Zur Person

Ich wurde 1951 in Schlossau in Baden-Württemberg geboren. Bereits in meinen Jugendjahren habe ich begonnen, mich politisch zu interessieren. Die Studentenbewegung und die politische Aufbruchsstimmung der 1960er Jahre waren auch in der süddeutschen Kleinstadt spürbar und fanden ihren Ausdruck in Diskussionen, die in der Schule, aber auch Zuhause geführt wurden. Linke Politik war damals für mich vor allem ein Lebensgefühl, dessen Soundtrack mir die Rockmusik der 1960er Jahre war.

In meinen Studentenjahren nahm mein politisches Interesse zu und die Diskussionen wurden lebhafter. Willy Brandts Kniefall von Warschau vor dem Mahnmal des Ghettoaufstandes im Dezember 1970 bewegte und beeindruckte mich sehr. Wie viele meiner Generation fand ich die Neue Ostpolitik Brandts richtig und mich schockierten die heftigen Anfeindungen, denen er von Seiten konservativer Kräfte ausgesetzt war.
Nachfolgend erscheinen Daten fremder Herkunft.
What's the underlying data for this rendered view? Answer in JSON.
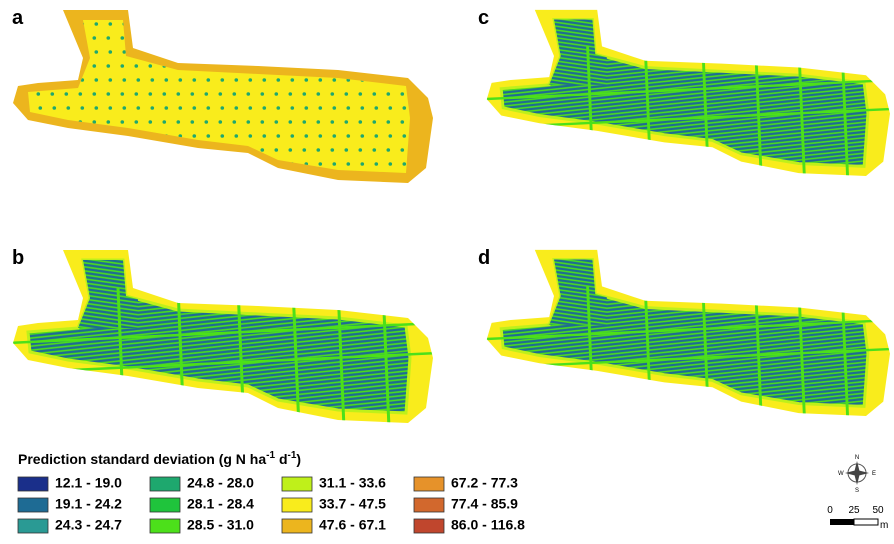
{
  "panels": [
    {
      "label": "a"
    },
    {
      "label": "b"
    },
    {
      "label": "c"
    },
    {
      "label": "d"
    }
  ],
  "legend": {
    "title": {
      "text": "Prediction standard deviation (g N ha",
      "sup1": "-1",
      "mid": " d",
      "sup2": "-1",
      "end": ")"
    },
    "items": [
      {
        "label": "12.1 - 19.0",
        "color": "#1a2f8a"
      },
      {
        "label": "19.1 - 24.2",
        "color": "#1e6b94"
      },
      {
        "label": "24.3 - 24.7",
        "color": "#2a9a94"
      },
      {
        "label": "24.8 - 28.0",
        "color": "#1ea86e"
      },
      {
        "label": "28.1 - 28.4",
        "color": "#1fc43c"
      },
      {
        "label": "28.5 - 31.0",
        "color": "#4ce01a"
      },
      {
        "label": "31.1 - 33.6",
        "color": "#bff01a"
      },
      {
        "label": "33.7 - 47.5",
        "color": "#f9ec1c"
      },
      {
        "label": "47.6 - 67.1",
        "color": "#ecb51e"
      },
      {
        "label": "67.2 - 77.3",
        "color": "#e6922a"
      },
      {
        "label": "77.4 - 85.9",
        "color": "#d2682d"
      },
      {
        "label": "86.0 - 116.8",
        "color": "#c0462d"
      }
    ]
  },
  "compass": {
    "n": "N",
    "e": "E",
    "s": "S",
    "w": "W"
  },
  "scale_bar": {
    "ticks": [
      "0",
      "25",
      "50"
    ],
    "unit": "m"
  }
}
Für mich war damals eine Situation eingetreten, in der ich mich klar positionieren und aktiv Politik machen wollte. 1975 trat ich der SPD bei.

Nach meinem Studium zog ich – vor nunmehr 32 Jahren – 1979 nach Hamburg, wo ich eine Stelle als wissenschaftlicher Mitarbeiter an der Universität der Bundeswehr bekommen hatte. In Hamburg, das schnell mein Zuhause wurde, engagierte ich mich weiterhin parteipolitisch in der SPD – im Distrikt Eimsbüttel Süd. Ich übernahm über die Jahre verschiedene Ämter und führte eine Reihe an Diskussionen, bei denen ich die hier etablierte Streitkultur sehr schätzen lernte.

Nicht von heute auf morgen aber über die Jahre hinweg wurde die Politik so zu meiner Profession – wissenschaftlicher Mitarbeiter an der Universität der Bundeswehr, die sich heute Helmut-Schmidt-Universität nennt, bin ich aber noch immer. Neben meinem Motto, dass nur derjenige, der fest auf der Erde steht, in der Lage ist, Schweres zu bewegen, habe ich mir aber über alle die Jahre auch meine Liebe zur Rockmusik der 1960er Jahre bewahrt. Auf Konzerten trifft man mich zwar heute seltener, aber meinen Plattenspieler möchte ich nicht missen.

Von meinem manchmal stressigen Alltag entspanne ich mich am besten beim Kochen. Deshalb bin ich umso glücklicher, in meiner heutigen Wohnung im Schanzenviertel, in der ich mit meiner Partnerin und ihrer zwanzigjährigen Tochter lebe, eine schöne Küche zu haben. Mir bereiten das Auswählen eines Gerichts, seine Zubereitung, dabei ein Glas Wein und eine gute Platte, das gemeinsame Essen und die Geselligkeit viel Freude.